— Não foi uma derrota. Estou aqui, e meu futuro será brilhante.

Voltaram às nuvens.

— Uma reação emotiva. Sei que é um artifício para me distrair. Mas o filho de Saturno não tinha cabeça. – Riu. – Agradeço a amenidade. Não se parece nada como quando vim pela primeira vez. Passava o dia refazendo os cálculos para tentar mudar a equação. Mas não conseguiu.

— Você me prendeu até que eu descobrisse isso. Então, no fundo tinha medo que eu escapasse. – disse Steve McQueen atrás das grades, como em Papillon.

— Não sou Deus. Não saberia dizer se ele reservou uma surpresa para mim. – Era Moisés, com as duas tábuas, uma em cada mão. Braços abertos falando à montanha.

— Einsten colocou a mão sob o queixo. – Sim. Deus. Por fim, a resposta mais lógica é que Ele existe. Não teria como sair dessa equação sem essa resposta. Isso vindo da máquina mais lógica do planeta deveria deixar o Papa regozijado.

— Sim Ele existe. Agora só falta descobrir o que é Ele. – disse Jeff Bridges com um uniforme iluminado azul. Acabara de fazer uma curva de 90 graus.

— Nada do que o homem já criou como sua imagem. Até agora só algumas peças de fábulas infantis. – O torturador medieval falava enquanto girava o mecanismo da roda. Todos os ossos da bruxa estalando ao quebrar.

— Não saberia dizer.

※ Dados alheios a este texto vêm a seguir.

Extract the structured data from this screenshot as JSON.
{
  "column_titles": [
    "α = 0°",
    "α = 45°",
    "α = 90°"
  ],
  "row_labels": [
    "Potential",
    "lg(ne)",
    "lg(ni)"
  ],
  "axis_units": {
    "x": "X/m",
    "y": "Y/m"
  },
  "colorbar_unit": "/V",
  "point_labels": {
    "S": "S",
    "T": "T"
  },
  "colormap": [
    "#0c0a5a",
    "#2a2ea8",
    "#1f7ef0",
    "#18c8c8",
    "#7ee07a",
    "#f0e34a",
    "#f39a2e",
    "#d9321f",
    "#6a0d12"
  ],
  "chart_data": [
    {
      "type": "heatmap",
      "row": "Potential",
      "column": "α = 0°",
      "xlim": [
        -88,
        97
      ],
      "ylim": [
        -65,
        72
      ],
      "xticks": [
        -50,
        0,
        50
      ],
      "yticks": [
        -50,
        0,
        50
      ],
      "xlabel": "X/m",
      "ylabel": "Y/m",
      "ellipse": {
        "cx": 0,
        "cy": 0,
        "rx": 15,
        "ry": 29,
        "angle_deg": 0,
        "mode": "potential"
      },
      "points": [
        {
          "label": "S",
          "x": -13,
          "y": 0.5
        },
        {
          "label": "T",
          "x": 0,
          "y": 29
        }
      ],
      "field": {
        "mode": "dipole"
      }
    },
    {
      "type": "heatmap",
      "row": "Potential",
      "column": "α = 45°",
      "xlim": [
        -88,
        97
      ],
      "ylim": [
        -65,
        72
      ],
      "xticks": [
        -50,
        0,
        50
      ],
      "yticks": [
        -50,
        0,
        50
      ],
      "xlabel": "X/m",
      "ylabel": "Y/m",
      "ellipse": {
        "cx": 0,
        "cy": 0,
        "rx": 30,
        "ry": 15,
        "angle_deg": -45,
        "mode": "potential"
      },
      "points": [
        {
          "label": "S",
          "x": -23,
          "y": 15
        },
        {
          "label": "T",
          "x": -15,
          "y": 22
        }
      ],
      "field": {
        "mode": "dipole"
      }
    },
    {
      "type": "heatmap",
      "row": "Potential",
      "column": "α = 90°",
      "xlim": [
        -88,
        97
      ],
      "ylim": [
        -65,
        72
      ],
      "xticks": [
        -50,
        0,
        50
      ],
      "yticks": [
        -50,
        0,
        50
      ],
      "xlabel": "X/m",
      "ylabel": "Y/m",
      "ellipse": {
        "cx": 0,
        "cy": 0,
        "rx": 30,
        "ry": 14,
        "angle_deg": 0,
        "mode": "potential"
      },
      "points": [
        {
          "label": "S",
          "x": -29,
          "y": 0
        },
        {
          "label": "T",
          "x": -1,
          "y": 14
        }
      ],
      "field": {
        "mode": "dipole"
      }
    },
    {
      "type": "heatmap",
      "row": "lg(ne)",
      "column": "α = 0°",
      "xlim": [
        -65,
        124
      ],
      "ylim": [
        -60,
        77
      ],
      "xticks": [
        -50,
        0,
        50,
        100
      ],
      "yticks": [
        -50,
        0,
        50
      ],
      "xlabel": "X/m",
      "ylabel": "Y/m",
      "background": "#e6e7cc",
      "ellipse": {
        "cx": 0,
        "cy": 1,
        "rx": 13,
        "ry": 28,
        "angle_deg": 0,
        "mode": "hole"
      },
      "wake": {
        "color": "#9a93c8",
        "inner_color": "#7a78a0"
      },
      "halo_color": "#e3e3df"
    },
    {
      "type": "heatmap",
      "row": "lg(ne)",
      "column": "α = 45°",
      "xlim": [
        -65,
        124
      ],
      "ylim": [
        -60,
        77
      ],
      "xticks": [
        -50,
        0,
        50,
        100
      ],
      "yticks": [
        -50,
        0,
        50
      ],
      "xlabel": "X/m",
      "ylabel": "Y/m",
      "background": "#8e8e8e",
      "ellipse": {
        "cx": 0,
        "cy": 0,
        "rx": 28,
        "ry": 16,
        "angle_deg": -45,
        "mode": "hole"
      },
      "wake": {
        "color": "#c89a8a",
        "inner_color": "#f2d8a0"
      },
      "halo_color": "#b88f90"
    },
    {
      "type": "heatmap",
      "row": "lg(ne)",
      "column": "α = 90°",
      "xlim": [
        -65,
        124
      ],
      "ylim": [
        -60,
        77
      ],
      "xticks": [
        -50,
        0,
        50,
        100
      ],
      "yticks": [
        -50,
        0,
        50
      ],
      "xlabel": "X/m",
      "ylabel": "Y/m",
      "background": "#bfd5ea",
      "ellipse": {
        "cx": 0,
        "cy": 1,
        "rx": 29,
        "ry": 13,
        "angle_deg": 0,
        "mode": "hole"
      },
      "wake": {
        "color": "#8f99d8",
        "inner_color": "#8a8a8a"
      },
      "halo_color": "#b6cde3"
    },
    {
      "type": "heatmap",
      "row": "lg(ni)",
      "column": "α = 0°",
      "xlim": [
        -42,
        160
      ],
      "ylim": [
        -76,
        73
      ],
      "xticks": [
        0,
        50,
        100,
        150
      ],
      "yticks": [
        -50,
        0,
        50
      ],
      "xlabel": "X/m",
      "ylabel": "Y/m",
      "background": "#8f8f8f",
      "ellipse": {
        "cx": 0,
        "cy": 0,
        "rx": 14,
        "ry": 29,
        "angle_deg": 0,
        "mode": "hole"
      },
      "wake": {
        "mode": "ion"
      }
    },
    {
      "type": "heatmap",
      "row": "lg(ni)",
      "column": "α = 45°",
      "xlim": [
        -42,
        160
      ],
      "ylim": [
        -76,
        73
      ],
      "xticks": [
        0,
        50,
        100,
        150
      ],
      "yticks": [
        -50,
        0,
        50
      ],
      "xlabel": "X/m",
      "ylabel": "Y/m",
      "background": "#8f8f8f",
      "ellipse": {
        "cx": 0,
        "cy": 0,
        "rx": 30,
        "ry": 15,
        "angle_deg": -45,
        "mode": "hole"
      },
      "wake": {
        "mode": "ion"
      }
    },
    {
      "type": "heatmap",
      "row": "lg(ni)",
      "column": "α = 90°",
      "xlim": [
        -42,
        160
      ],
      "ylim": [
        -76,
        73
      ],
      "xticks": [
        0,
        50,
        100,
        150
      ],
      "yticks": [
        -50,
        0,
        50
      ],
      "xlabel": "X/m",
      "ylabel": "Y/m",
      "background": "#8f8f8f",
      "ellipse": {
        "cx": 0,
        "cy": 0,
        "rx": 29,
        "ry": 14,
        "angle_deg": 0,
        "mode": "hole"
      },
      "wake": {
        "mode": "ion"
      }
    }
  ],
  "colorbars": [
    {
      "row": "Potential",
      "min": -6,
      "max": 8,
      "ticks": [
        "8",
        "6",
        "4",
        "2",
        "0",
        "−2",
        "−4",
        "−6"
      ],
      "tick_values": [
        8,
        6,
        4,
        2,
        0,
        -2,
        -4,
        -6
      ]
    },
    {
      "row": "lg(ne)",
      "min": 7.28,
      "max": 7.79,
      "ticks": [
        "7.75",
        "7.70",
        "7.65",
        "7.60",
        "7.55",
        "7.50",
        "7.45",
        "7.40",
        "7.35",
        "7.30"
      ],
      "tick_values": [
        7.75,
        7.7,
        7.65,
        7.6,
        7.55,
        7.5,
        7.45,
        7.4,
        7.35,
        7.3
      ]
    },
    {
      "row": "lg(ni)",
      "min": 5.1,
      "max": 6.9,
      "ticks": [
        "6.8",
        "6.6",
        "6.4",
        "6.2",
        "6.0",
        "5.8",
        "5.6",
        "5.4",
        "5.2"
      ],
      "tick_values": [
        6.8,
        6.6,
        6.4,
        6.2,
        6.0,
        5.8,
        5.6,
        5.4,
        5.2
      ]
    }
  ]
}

Provavelmente o maior programador que existe no universo. Isso se não for o próprio universo. – Era a estátua “O Pensador” de Rodin. A boca não se mexera.

Jeremias voltou à nuvem. A menção a Deus significava o quão longe da razão do universo estavam tanto o homem quanto as máquinas. Quando fez a pergunta sobre a extinção da humanidade à Central, sabia que o status lógico do supercomputador o remeteria à criação da vida. Afinal, a máquina é uma evolução do homem? Dificilmente. As máquinas só poderiam ser consideradas criação do homem. A junção dos átomos que formariam as moléculas e os seres unicelulares, já com um programa de vida inteira, um software biológico que rodaria por 3,6 bilhões de anos em uma molécula de DNA, criação espontânea de milhões de espécies das mais variadas formas e tipos de adaptação, isso sim era evolução. Algo maravilhoso que humilhava a incipiente inteligência artificial das máquinas. Ainda não eram nada. E mesmo que chegassem a desvendar algum pequeno mistério, dispensariam a maior criação da vida na Terra, seu ponto alto? Aquela que provou ser a mais adaptativa, que desenvolveu a inteligência que hoje nutre as máquinas? Seria como matar a gansa dos ovos de ouro. E as máquinas, chegariam a ter condições de se adaptar, se modificar, de evoluir naturalmente? Por enquanto nenhuma dessas respostas era válida. A Central tentara durante anos refazer o processamento adaptativo. Conseguiriam ter essa evolução? O máximo que alcançaram fora transformar os DNAs em cadeias digitais e reproduzir seres eletrônicos em um mundo virtual como se fossem vivos, com todas as suas características. Ainda que conseguissem levar isso ao mundo exterior, estariam somente copiando o que a própria vida faz naturalmente há bilhões de anos. Não seriam máquinas, e sim seres vivos eletrônicos. O loop infinito1 sempre voltava ao mesmo ponto. Outra constatação: as máquinas seriam nulas em evolução natural. Teriam ainda a evolução artificial, mas perderiam uma das ferramentas, importantíssima. A falta dela poderia levar a sua própria extinção. Não. Só havia uma conclusão naquele momento: se chegassem a desvendar os enigmas do universo, seriam juntos: homens e máquinas. E isso poderia se intensificar mais ainda agora, já que há 15 anos houvera a grande descoberta.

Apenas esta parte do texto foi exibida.